Mit der Wahl zum ersten Deutschen Bundestag am 14. August 1949 zieht auch Theodor Heuss für die FDP ins Parlament ein. Nach Absprache unter den bürgerlichen Parteien, die später zu einer Koalition zusammenfinden, wird er am 12. September 1949 von der Bundesversammlung zum Bundespräsidenten gewählt. Damit ist er das erste deutsche Staatsoberhaupt nach Hitler, zugleich aber auch das erste deutsche Staatsoberhaupt bürgerlicher Herkunft. Sein persönliches Amtsverständnis demonstriert er bereits in der Antrittsrede vor der Bundesversammlung:
„Was ist denn das Amt des Präsidenten der Deutschen Bundesrepublik? Es ist bis jetzt ein Paragraphengespinst gewesen. Es ist von dieser Stunde an ein Amt, das mit einem Menschentum gefüllt ist. Und die Frage ist nun, wie wir, wir alle zusammen, aus diesem Amt etwas wie eine Tradition, etwas wie eine Kraft schaffen, die Maß und Gewicht besitzen und im politischen Kräftespiel sich selbst darstellen kann.”

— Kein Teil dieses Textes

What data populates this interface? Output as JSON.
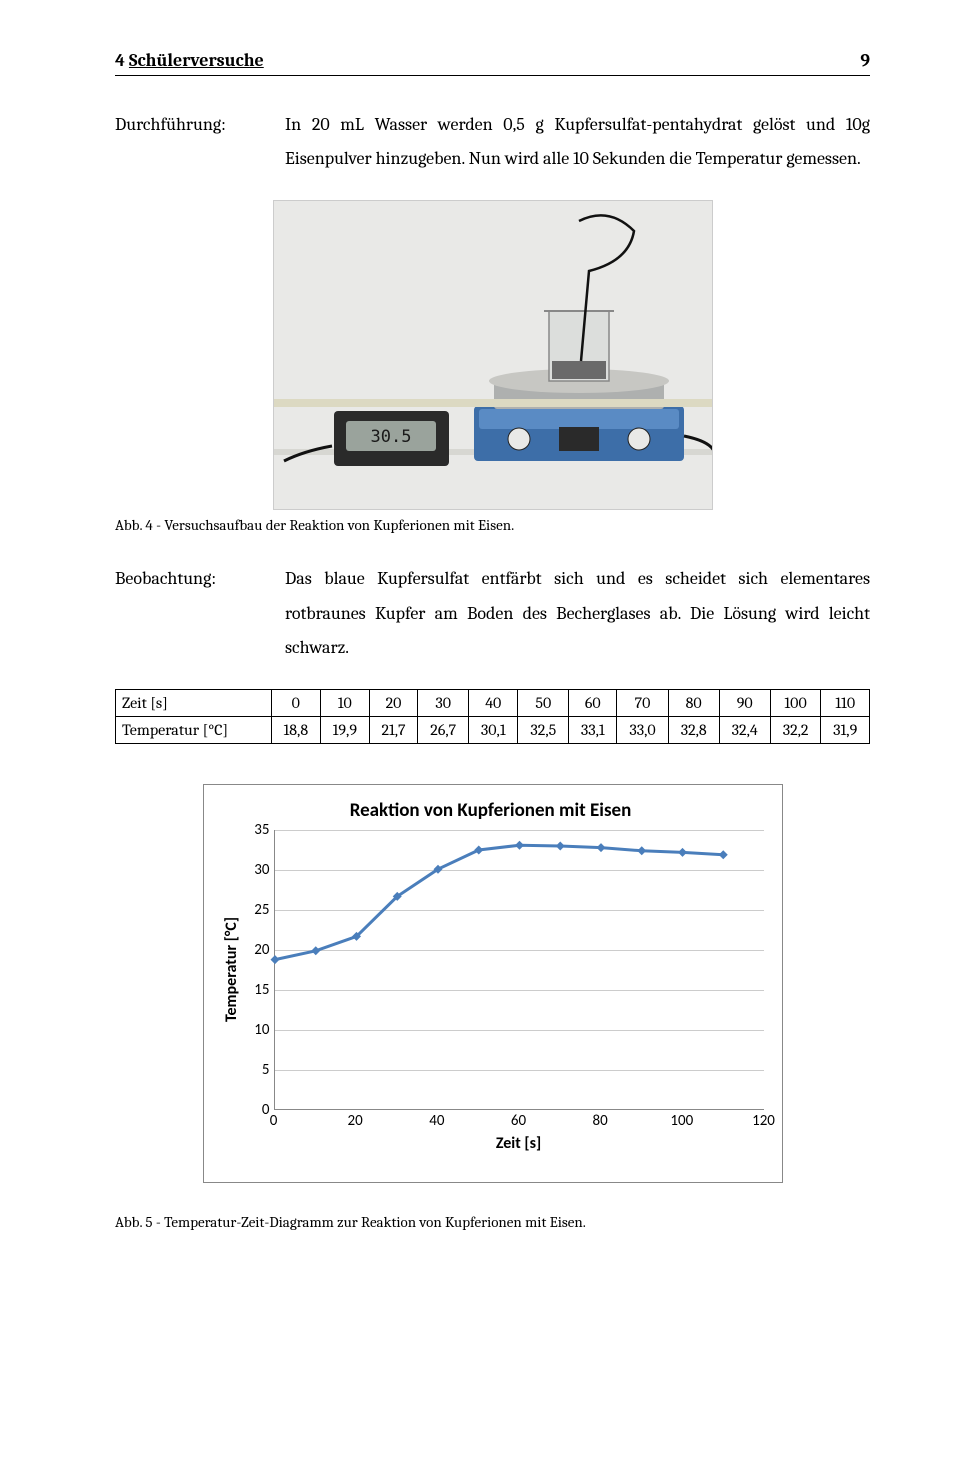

Der desorientierten deutschen Nachkriegsgesellschaft will er wieder Perspektiven für eine neue demokratische Identität geben:
„Die Legende von dem unpolitischen Volk der Deutschen ist falsch [...]. Und so begreife ich – wenn wir das Zentralistische, Befehlsmäßige ablehnen – die Gliederung, in der wir leben, als die großen Schulungsmöglichkeiten und als die Voraussetzungen zu dem, was ich eine lebendige Demokratie nennen möchte.”
In den Chor des Vergessens und Beschweigens stimmt Heuss nicht ein:
„Es ist eine Gnade des Schicksals beim Einzelmenschen, daß er vergessen kann. Wie könnten wir als einzelne leben, wenn all das, was uns an Leid, Enttäuschungen und Trauer im Leben begegnet ist, uns immer gegenwärtig sein würde! Und auch für die Völker ist es eine Gnade, vergessen zu können: Aber meine Sorge ist, daß manche Leute in Deutschland mit dieser Gnade Mißbrauch treiben und zu rasch vergessen wollen. Wir müssen das Spürgefühl behalten, was uns dorthin geführt hat, wo wir heute sind. Das soll kein Wort der Rachegefühle, des Hasses sein. Ich hoffe, daß wir dazu kommen werden, nun aus dieser Verwirrung der Seelen im Volk eine Einheit zu schaffen. Aber wir dürfen es uns nicht so leicht machen, nun das vergessen zu haben, was die Hitlerzeit uns gebracht hat”
(in: Ralf Dahrendorf/Martin Vogt [Hg.]: Theodor Heuss. Politiker und Publizist, Tübingen 1984, S. 377-379).